Shauna’s face was pale. Her lips parted, but her voice didn’t come. Her throat felt too tight.

"That’s why you're snapping at everyone. Why you can't sleep. Why you shake when you think no one’s looking."

"You don’t know what you’re talking about," Shauna whispered, but it was weak.

Lottie stood, moving slowly, like she didn’t want to spook her. She stepped close—not touching, just enough that Shauna could feel her heat in the freezing air.

"I’m not here to take anything from you," Lottie said. "I just want you to stop pretending you're not tired."

Shauna’s eyes burned suddenly, fiercely. She looked down, jaw tight, biting back everything threatening to rise. She hated how true the words felt. How good it felt just to be seen. It made her want to break something.

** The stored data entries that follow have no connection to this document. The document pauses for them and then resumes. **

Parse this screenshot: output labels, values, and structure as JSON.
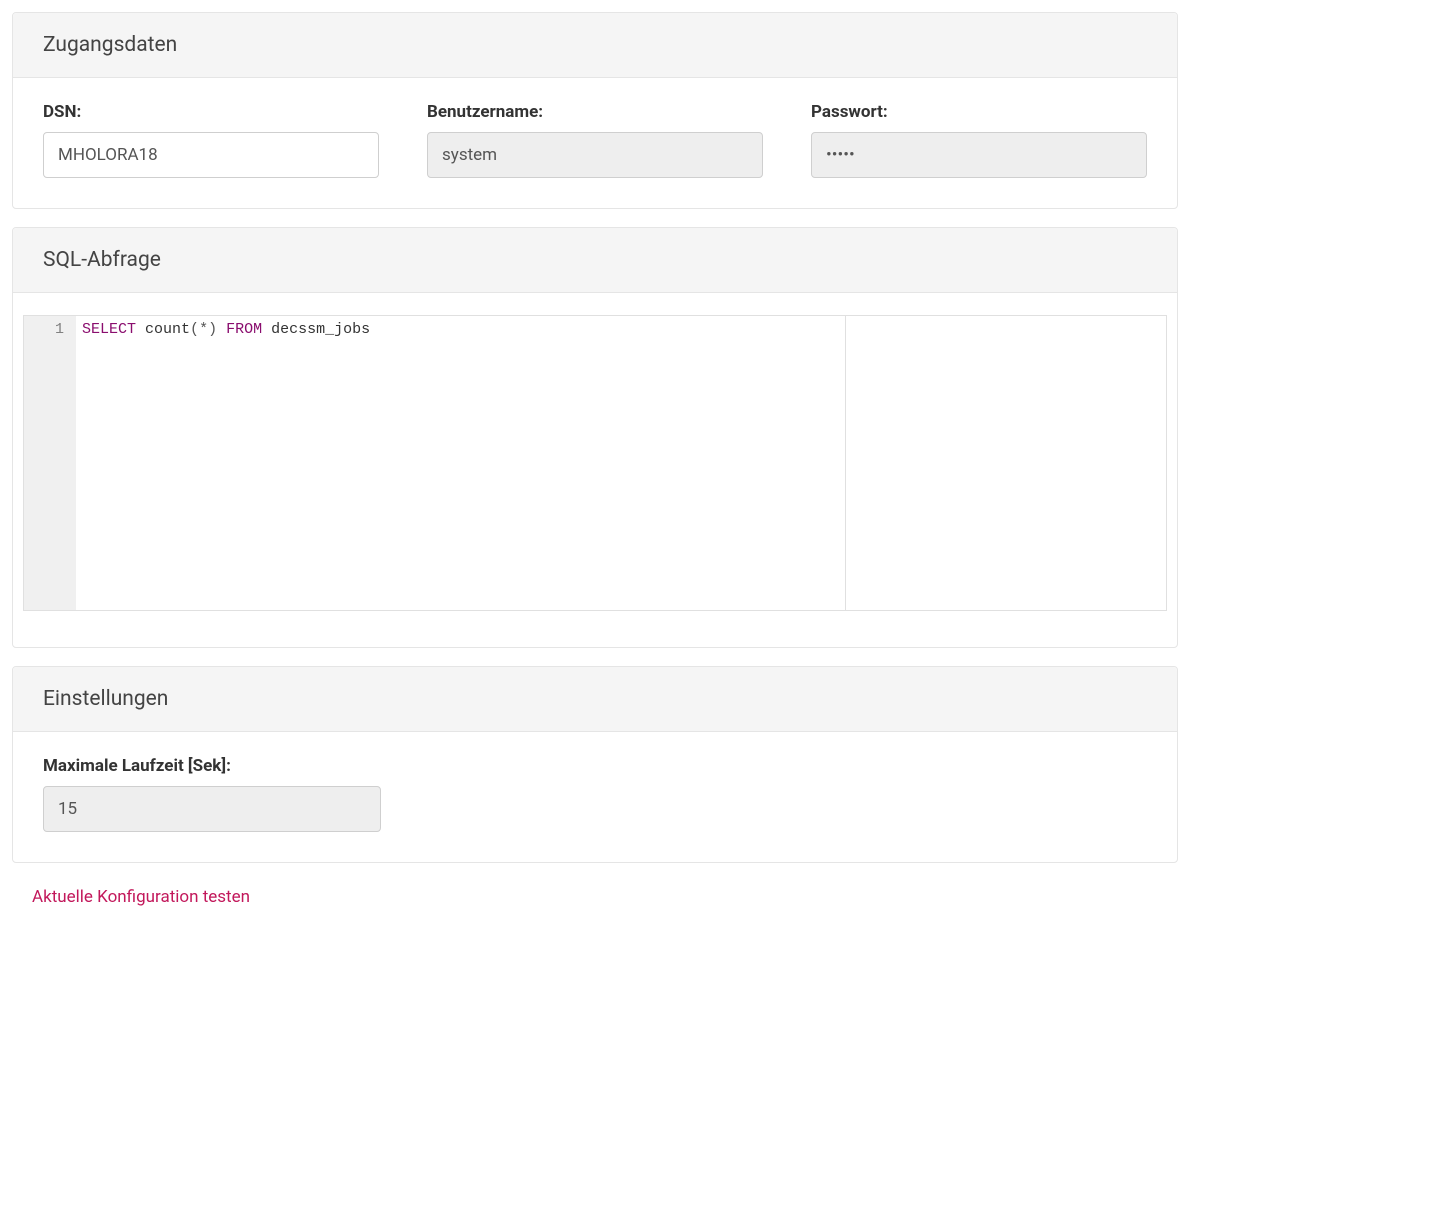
{
  "credentials": {
    "title": "Zugangsdaten",
    "dsn_label": "DSN:",
    "dsn_value": "MHOLORA18",
    "user_label": "Benutzername:",
    "user_value": "system",
    "pass_label": "Passwort:",
    "pass_value": "•••••"
  },
  "sql": {
    "title": "SQL-Abfrage",
    "line_number": "1",
    "tokens": {
      "select": "SELECT",
      "count": "count",
      "lparen": "(",
      "star": "*",
      "rparen": ")",
      "from": "FROM",
      "table": "decssm_jobs"
    }
  },
  "settings": {
    "title": "Einstellungen",
    "maxtime_label": "Maximale Laufzeit [Sek]:",
    "maxtime_value": "15"
  },
  "actions": {
    "test_config": "Aktuelle Konfiguration testen"
  }
}
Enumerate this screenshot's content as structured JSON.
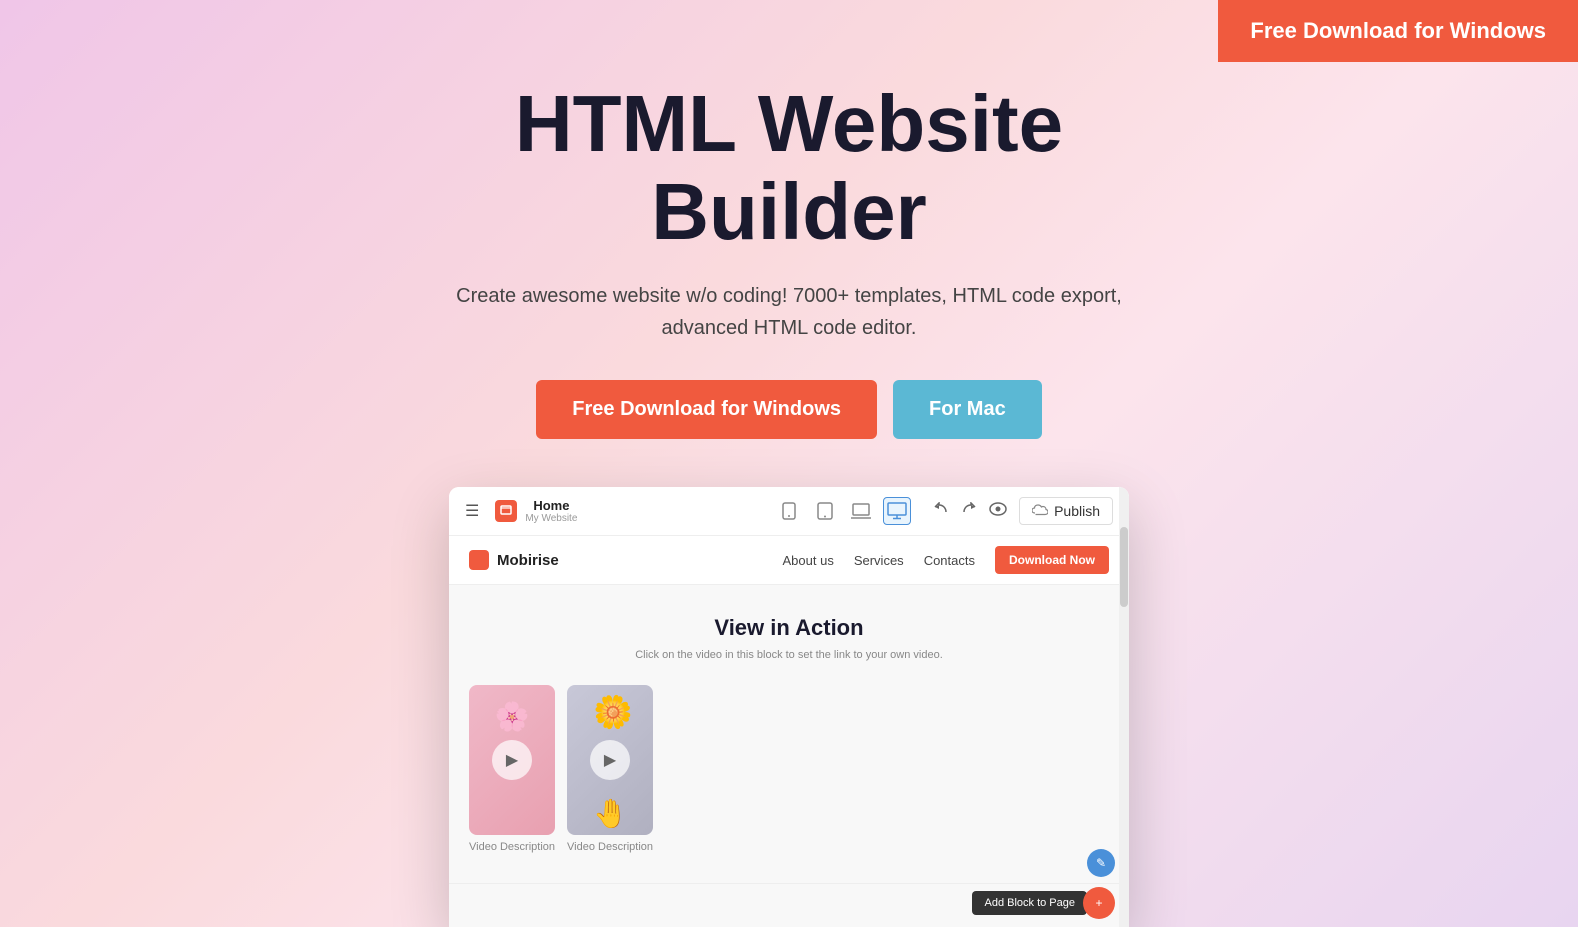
{
  "topCta": {
    "label": "Free Download for Windows"
  },
  "hero": {
    "title": "HTML Website Builder",
    "subtitle": "Create awesome website w/o coding! 7000+ templates, HTML code export, advanced HTML code editor.",
    "buttons": {
      "windows": "Free Download for Windows",
      "mac": "For Mac"
    }
  },
  "mockup": {
    "toolbar": {
      "menuIcon": "☰",
      "homeLabel": "Home",
      "homeSub": "My Website",
      "deviceIcons": [
        "phone",
        "tablet",
        "laptop",
        "desktop"
      ],
      "undoIcon": "←",
      "redoIcon": "→",
      "previewIcon": "👁",
      "publishIcon": "☁",
      "publishLabel": "Publish"
    },
    "navbar": {
      "logoText": "Mobirise",
      "links": [
        "About us",
        "Services",
        "Contacts"
      ],
      "ctaButton": "Download Now"
    },
    "content": {
      "title": "View in Action",
      "subtitle": "Click on the video in this block to set the link to your own video.",
      "videos": [
        {
          "desc": "Video Description"
        },
        {
          "desc": "Video Description"
        }
      ]
    },
    "addBlockLabel": "Add Block to Page",
    "orangeButtonIcon": "+",
    "blueButtonIcon": "✎"
  }
}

“I don’t want this,” she whispered.

“No,” Lottie agreed. “But you need it.”

Shauna blinked hard against the sting behind her eyes. “I don’t know how to stop.”

“You don’t have to,” Lottie said. “You just have to let me.”

Silence fell between them, heavy as snowfall.

Shauna didn’t move. She stood there breathing, chest tight, eyes bright with something she didn’t want to name.

Then, slowly, like a string snapping one fragile thread at a time, her shoulders dropped. Just slightly. Her fists loosened.

And Lottie stepped closer—still not touching, but close enough to feel the shift. Her voice was low now, soothing, grounding.

Good girl ,” she whispered.

Shauna shuddered.

And in the distance, the woods breathed with them.


The woods loomed like silent sentinels as Lottie led the way.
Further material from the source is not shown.